Masalah mulai muncul manakala si anak mulai belajar bersosialisasi dengan lingkungan di sekitarnya. Jika si anak masih dipertemukan dengan keluarga-keluarga lain yang juga telah memberlakukan bahasa asing sebagai “bahasa ibu” bagi anak-anak mereka, tentu lagi-lagi masih tidak menjadi persoalan serius.

Persoalan akan muncul tatkala si anak mulai mengenal lingkungan yang semakin luas. Maka hubungan pertemanan yang terjalin pun akan mengikuti pola yang kian meluas tersebut. Ada peluang atau kemungkinan bahwa di suatu ketika si anak yang fasih berbahasa asing sejak kecil itu akan bertemu teman-teman sebayanya yang justru menguasai bahasa daerah yang menjadi asal-usul kedua orang tuanya masing-masing. Di sisi lain, anak-anak itu juga lancar berbahasa Indonesia sebagai bahasa pemersatu di antara mereka.

Sebagai contoh lain, bila misalnya si anak lahir dari ayah dan ibu yang menjadikan bahasa Mandarin sebagai bahasa ibunya. Namun karena berbagai pertimbangan, bahasa Mandarin yang seharusnya diajarkan kedua orang tua si anak tadi kemudian diganti dengan bahasa Korea misalnya. Bisa dibayangkan kalau nanti si anak mulai besar dan berjumpa dengan sanak keluarganya yang rata-rata fasih berbahasa Mandarin; tentu dalam hati kecil si anak akan bertanya-tanya: “Itu bahasa apa ya? Kok saya nggak pernah diajarin Mama dan Papa saya?”
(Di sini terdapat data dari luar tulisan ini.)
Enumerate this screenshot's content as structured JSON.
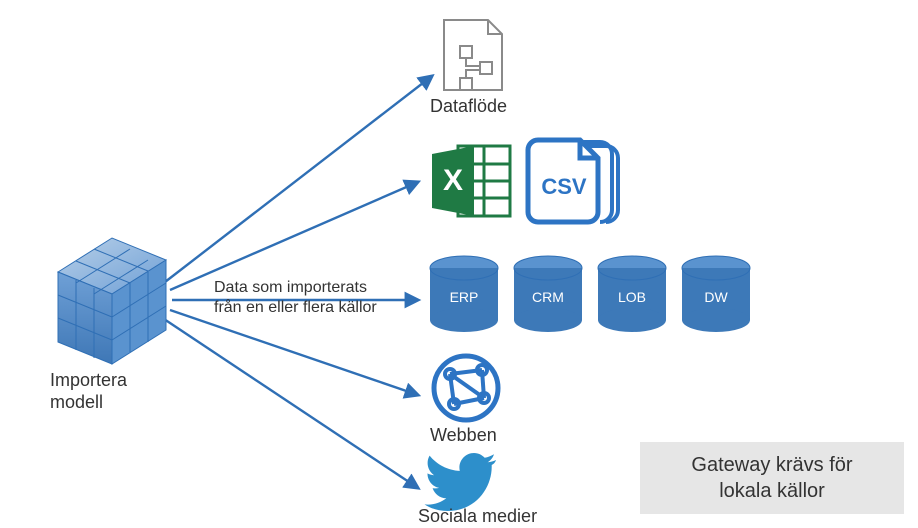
{
  "source": {
    "label": "Importera\nmodell"
  },
  "arrow_label": "Data som importerats\nfrån en eller flera källor",
  "targets": {
    "dataflow": {
      "label": "Dataflöde"
    },
    "files": {
      "excel_icon": "Excel",
      "csv_label": "CSV"
    },
    "dbs": [
      {
        "id": "erp",
        "label": "ERP"
      },
      {
        "id": "crm",
        "label": "CRM"
      },
      {
        "id": "lob",
        "label": "LOB"
      },
      {
        "id": "dw",
        "label": "DW"
      }
    ],
    "web": {
      "label": "Webben"
    },
    "social": {
      "label": "Sociala medier"
    }
  },
  "note": "Gateway krävs för\nlokala källor",
  "colors": {
    "arrow": "#2f6fb5",
    "db": "#3d79b8",
    "excel_green": "#1f7a44",
    "excel_dark": "#0f6a3a",
    "csv_blue": "#2d74c4",
    "web_blue": "#2d74c4",
    "twitter": "#2d8fcb",
    "cube_fill": "#5a93cf",
    "cube_line": "#2f6fb5",
    "doc_gray": "#8a8a8a"
  }
}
Bersama bahasa “yang berkembang” dalam keluarganya masing-masing, biasanya seorang anak juga akan menerima transfer pengetahuan dasar, kearifan lokal, nilai-nilai kehidupan, dan lain sebagainya. Dan di berbagai daerah di Indonesia, keberadaan bahasa daerah yang kebanyakan juga menjadi bahasa ibu, menjadi media atau sarana yang memadai untuk berbagi pengetahuan dan pengalaman hidup dari kedua orang tua kepada anak-anak mereka.

Saya pribadi merasa beruntung, karena sejak kecil diperkenalkan dengan bahasa Jawa yang menjadi bahasa keseharian dalam keluarga saya. Melalui bahasa Jawa inilah saya kemudian mengenal pengetahuan dan kebudayaan awali yang dituturkan dalam bahasa Jawa. Sebagai contoh adalah saat saya belajar menyanyikan gending (lagu) dalam bahasa Jawa yang berbentuk Pupuh atau Tembang Macapat; tentu konteksnya akan berbeda andaikata saya tidak memahami bahasa Jawa.

Pun saat menyimak dongeng atau kisah-kisah kehidupan adiluhung berbahasa Jawa, penguasaan bahasa Jawa saya sangat membantu proses pemahaman dan penyerahan nilai-nilai luhur warisan nenek moyang suku Jawa.